Now suppose that a communication failure takes place after the first half of the pixels have been sent. The received data will allow us to display an approximation of the original image only. If we replace the missing data with zeros, here is what we would see, which is not very pretty:
Can we come up with a transmission scheme that is more robust in the face of channel loss? Interestingly, the answer is yes, and it involves a different, more versatile basis for the space of images. What we will do is the following:
- describe the Haar basis, a new basis for the image space
- project the image in the new basis
- transmit the projection coefficients
- rebuild the image using the basis vectors
We know a few things: if we choose an orthonormal basis, the analysis and synthesis formulas will be super easy (a simple inner product and a scalar multiplication respectively). The trick is to find a basis that will be robust to the loss of some coefficients.
One such basis is the Haar basis. We cannot go into too many details in this notebook but, for the curious, a good starting point is here. Mathematical formulas aside, the Haar basis works by encoding the information in a hierarchical way: the first basis vectors encode the broad information and the higher coefficients encode the detail. Let’s have a look.

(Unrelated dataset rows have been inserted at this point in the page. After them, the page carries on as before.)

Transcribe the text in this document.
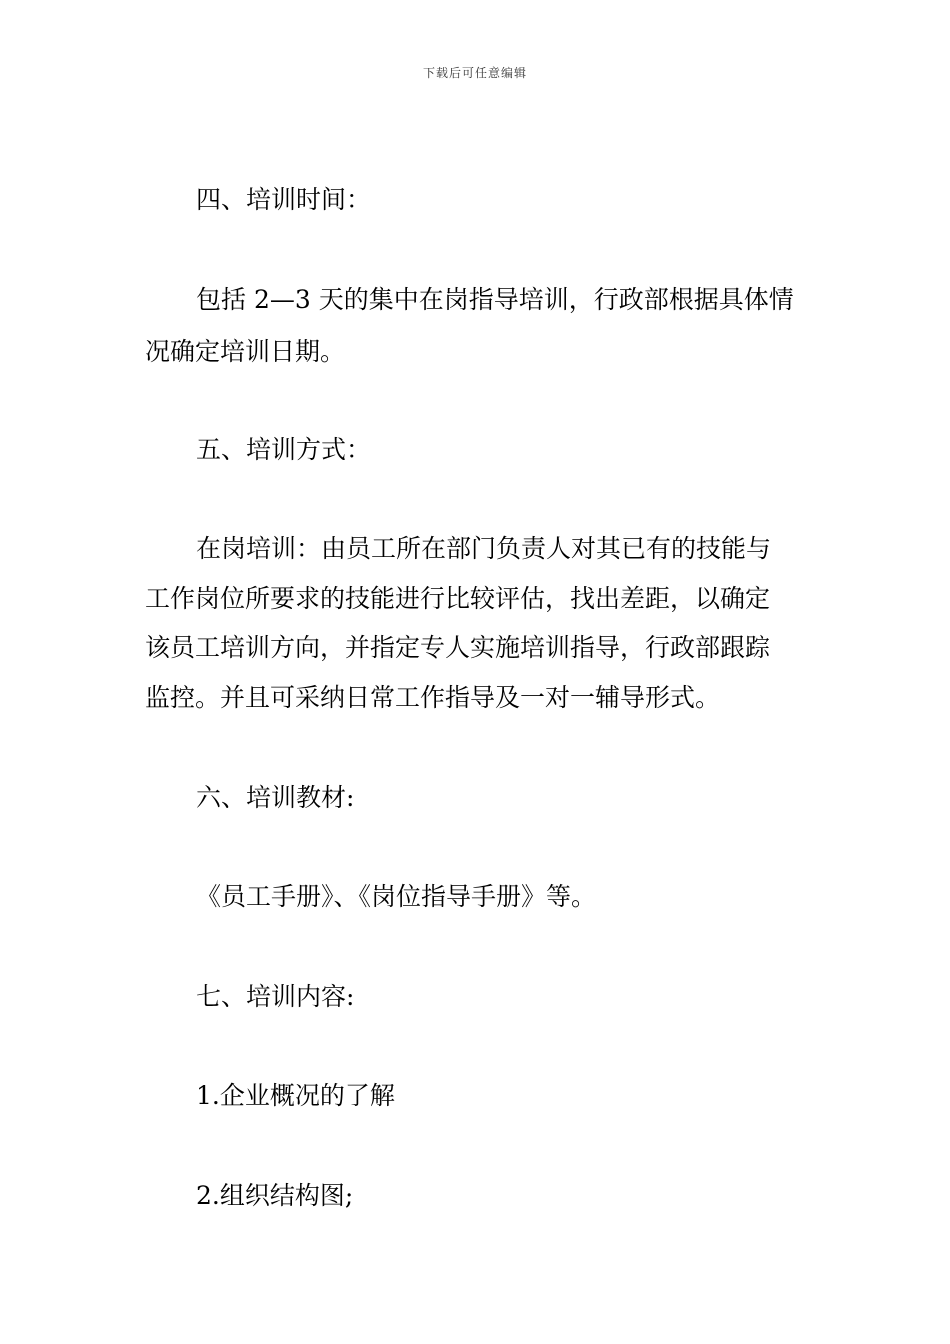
下载后可任意编辑
四、培训时间：
包括 2—3 天的集中在岗指导培训，行政部根据具体情
况确定培训日期。
五、培训方式：
在岗培训：由员工所在部门负责人对其已有的技能与
工作岗位所要求的技能进行比较评估，找出差距，以确定
该员工培训方向，并指定专人实施培训指导，行政部跟踪
监控。并且可采纳日常工作指导及一对一辅导形式。
六、培训教材:
《员工手册》、《岗位指导手册》等。
七、培训内容:
1.企业概况的了解
2.组织结构图;
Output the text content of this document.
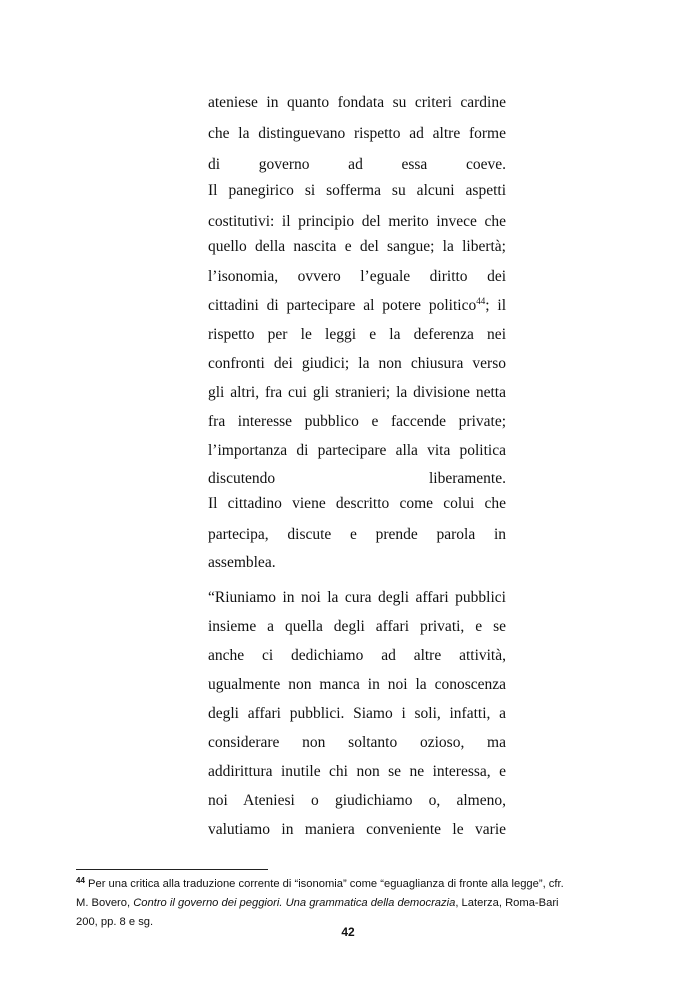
ateniese in quanto fondata su criteri cardine
che la distinguevano rispetto ad altre forme
di governo ad essa coeve.
Il panegirico si sofferma su alcuni aspetti
costitutivi: il principio del merito invece che
quello della nascita e del sangue; la libertà;
l’isonomia, ovvero l’eguale diritto dei
cittadini di partecipare al potere politico$^{44}$; il
rispetto per le leggi e la deferenza nei
confronti dei giudici; la non chiusura verso
gli altri, fra cui gli stranieri; la divisione netta
fra interesse pubblico e faccende private;
l’importanza di partecipare alla vita politica
discutendo liberamente.
Il cittadino viene descritto come colui che
partecipa, discute e prende parola in
assemblea.
“Riuniamo in noi la cura degli affari pubblici
insieme a quella degli affari privati, e se
anche ci dedichiamo ad altre attività,
ugualmente non manca in noi la conoscenza
degli affari pubblici. Siamo i soli, infatti, a
considerare non soltanto ozioso, ma
addirittura inutile chi non se ne interessa, e
noi Ateniesi o giudichiamo o, almeno,
valutiamo in maniera conveniente le varie
$^{44}$ Per una critica alla traduzione corrente di “isonomia” come “eguaglianza di fronte alla legge”, cfr.
M. Bovero, Contro il governo dei peggiori. Una grammatica della democrazia, Laterza, Roma-Bari
200, pp. 8 e sg.
42
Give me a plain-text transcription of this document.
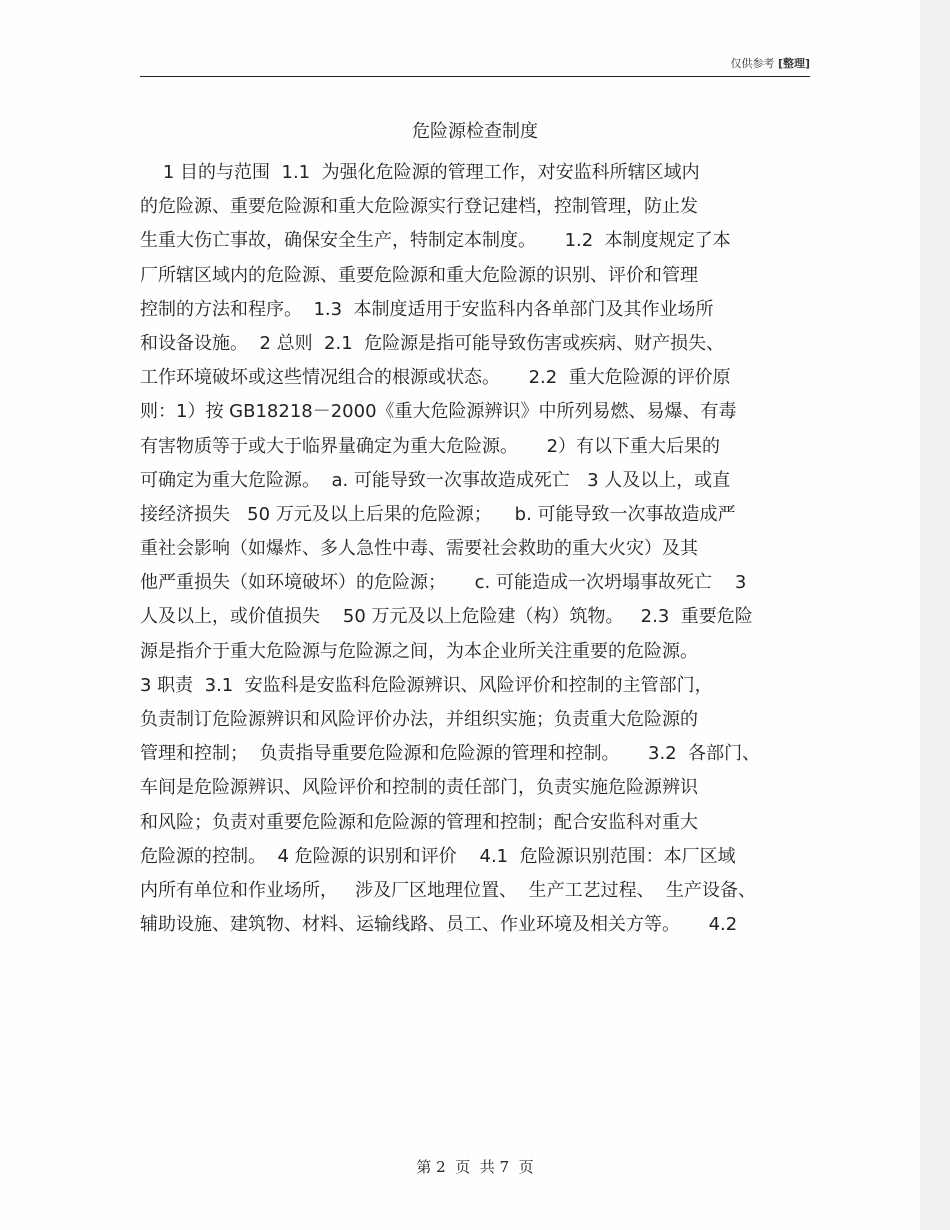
仅供参考 [整理]
危险源检查制度
1 目的与范围  1.1  为强化危险源的管理工作，对安监科所辖区域内
的危险源、重要危险源和重大危险源实行登记建档，控制管理，防止发
生重大伤亡事故，确保安全生产，特制定本制度。     1.2  本制度规定了本
厂所辖区域内的危险源、重要危险源和重大危险源的识别、评价和管理
控制的方法和程序。  1.3  本制度适用于安监科内各单部门及其作业场所
和设备设施。  2 总则  2.1  危险源是指可能导致伤害或疾病、财产损失、
工作环境破坏或这些情况组合的根源或状态。     2.2  重大危险源的评价原
则：1）按 GB18218－2000《重大危险源辨识》中所列易燃、易爆、有毒
有害物质等于或大于临界量确定为重大危险源。     2）有以下重大后果的
可确定为重大危险源。  a. 可能导致一次事故造成死亡   3 人及以上，或直
接经济损失   50 万元及以上后果的危险源；    b. 可能导致一次事故造成严
重社会影响（如爆炸、多人急性中毒、需要社会救助的重大火灾）及其
他严重损失（如环境破坏）的危险源；     c. 可能造成一次坍塌事故死亡    3
人及以上，或价值损失    50 万元及以上危险建（构）筑物。   2.3  重要危险
源是指介于重大危险源与危险源之间，为本企业所关注重要的危险源。
3 职责  3.1  安监科是安监科危险源辨识、风险评价和控制的主管部门，
负责制订危险源辨识和风险评价办法，并组织实施；负责重大危险源的
管理和控制；  负责指导重要危险源和危险源的管理和控制。     3.2  各部门、
车间是危险源辨识、风险评价和控制的责任部门，负责实施危险源辨识
和风险；负责对重要危险源和危险源的管理和控制；配合安监科对重大
危险源的控制。  4 危险源的识别和评价    4.1  危险源识别范围：本厂区域
内所有单位和作业场所，   涉及厂区地理位置、  生产工艺过程、  生产设备、
辅助设施、建筑物、材料、运输线路、员工、作业环境及相关方等。     4.2
第 2  页  共 7  页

First of all, to keep things simple, we will remain in the space of square matrices whose size is a power of two. The code to generate the Haar basis matrices is the following: first we generate a 1D Haar vector and then we obtain the basis matrices by taking the outer product of all possible 1D vectors:
First of all, let’s look at a few basis matrices; note that the matrices have positive and negative values, so that the value of zero will be represented as gray:
We can notice two key properties:
- each basis matrix has positive and negative values in some symmetric pattern: this means that the basis matrix will implicitly compute the difference between image areas
- low-index basis matrices take differences between large areas, while high-index ones take differences in smaller localized areas of the image
We can immediately verify that the Haar matrices are orthogonal:
OK! Everything’s fine. Now let’s transmit the “cameraman” image: first, let’s verify that it works
Cool, it works! Now let’s see what happens if we lose the second half of the coefficients:
That’s quite remarkable, no? We’ve lost the same amount of information as before but the image is still acceptable. This is because we lost the coefficients associated to the fine details of the image but we retained the “broad strokes” encoded by the first half.
Note that if we lose the first half of the coefficients the result is markedly different:
In fact, schemes like this one are used in progressive encoding: send the most important information first and add details if the channel permits it. You may have experienced this while browsing the internet over a slow connection.
All in all, a great application of a change of basis!